06 junho 2013

Ele escreve na última página do «Público» !

Azares de um engraçadinho
que também é um idiota chapado


Fazendo apelo às minhas cada vez mais diminuídas reservas de tolerância e boa-vontade, há duas coisas que eu até posso admitir: uma é que o Público, temendo que os seus leitores estejam fartos de desgraças, convide um engraçadinho ou humorista para  escrever na sua última página (escusava era de ser de direita como este João Miguel Tavares); a outra é que sou capaz de calcular o que isso de ter de escrever humor com prazo marcado e dia certo.
Em contrapartida, há uma coisa em que não estou disposto a colaborar, a saber, que escrever humor seja uma espécie de passaporte para a impunidade do dislate, da parvoíce e do reaccionarismo.
Acontece que João Miguel Tavares, no quadro de elegias aos direitos da propriedade privada, nos brinda hoje com o seguinte parágrafo a respeito do caso do quadro de Crivelli : « Antes que chovam comentários desagradáveis da esquerda trompe l'oeil, eu juro por todos os santos que não sou um neo-super-hiper.megaliberal. Percebo que, no limite, haja interesses nacionais que devam ser acautelados. Só que toda abordagem deste caso, dá omo natural o impedimento da saída deste quadro, quando num país decente tal decisão só pode: 1) ser considerada absolutamente excepcional; 2) vir acompanhada de um cheque de  três milhões à ordem de Pais do Amaral».

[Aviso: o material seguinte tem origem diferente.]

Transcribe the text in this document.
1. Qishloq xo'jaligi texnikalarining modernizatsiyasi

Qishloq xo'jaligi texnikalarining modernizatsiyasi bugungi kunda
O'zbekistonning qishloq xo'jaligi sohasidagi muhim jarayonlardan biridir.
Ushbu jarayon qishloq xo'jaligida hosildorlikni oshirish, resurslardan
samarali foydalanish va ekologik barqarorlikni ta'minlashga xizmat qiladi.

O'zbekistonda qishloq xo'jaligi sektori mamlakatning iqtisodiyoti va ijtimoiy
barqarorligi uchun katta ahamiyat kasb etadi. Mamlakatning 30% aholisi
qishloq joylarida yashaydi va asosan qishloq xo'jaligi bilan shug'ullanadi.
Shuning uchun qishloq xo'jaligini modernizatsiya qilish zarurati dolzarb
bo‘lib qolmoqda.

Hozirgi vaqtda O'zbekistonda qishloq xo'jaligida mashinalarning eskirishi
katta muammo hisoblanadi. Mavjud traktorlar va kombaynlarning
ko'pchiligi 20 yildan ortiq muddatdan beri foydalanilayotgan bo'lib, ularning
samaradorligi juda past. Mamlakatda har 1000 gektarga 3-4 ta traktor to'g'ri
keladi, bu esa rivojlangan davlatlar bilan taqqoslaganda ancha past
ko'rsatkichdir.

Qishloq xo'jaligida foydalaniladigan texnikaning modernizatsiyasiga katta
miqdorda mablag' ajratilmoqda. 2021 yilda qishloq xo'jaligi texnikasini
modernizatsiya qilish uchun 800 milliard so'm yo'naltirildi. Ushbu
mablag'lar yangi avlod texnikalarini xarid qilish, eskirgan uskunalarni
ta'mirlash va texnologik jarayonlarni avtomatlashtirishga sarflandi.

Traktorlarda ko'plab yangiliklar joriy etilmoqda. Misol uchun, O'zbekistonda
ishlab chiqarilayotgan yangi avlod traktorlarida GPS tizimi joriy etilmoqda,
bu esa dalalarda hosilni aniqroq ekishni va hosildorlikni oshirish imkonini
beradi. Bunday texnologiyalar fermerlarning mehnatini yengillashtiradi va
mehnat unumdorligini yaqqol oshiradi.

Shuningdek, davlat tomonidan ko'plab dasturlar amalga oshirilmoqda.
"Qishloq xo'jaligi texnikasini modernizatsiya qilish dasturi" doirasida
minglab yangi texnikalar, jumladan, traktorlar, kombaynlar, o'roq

Acontece que o engraçadinho que o Público resolveu contratar há uns tempos teve o azar de, nesta mesma edição do jornal, se explicar detalhadamente que esta pintura está protegida legalmente desde 1970 e que essa protecção «dispunha já a impossibilidade de alienaçaõ definitiva com saída do território nacional» (condicionante que está presente com toda naturalidade na legislação da maior parte dos países). E o jornal até vem acrescentar que o preço da venda a Pais do Amaral do quadro pelos seus anteriores proprietários até terá sido mais baixo exactamente por causa dessa condicionante. Enfim, talvez se possa dizer que, mais do que realmente engraçado, João Miguel Tavares caiu na graça do Público.

2 comentários:

  1. Destas vigarices está o País cheio e nem os "engraçadinhos" conseguem escondê-las.

    Um beijo.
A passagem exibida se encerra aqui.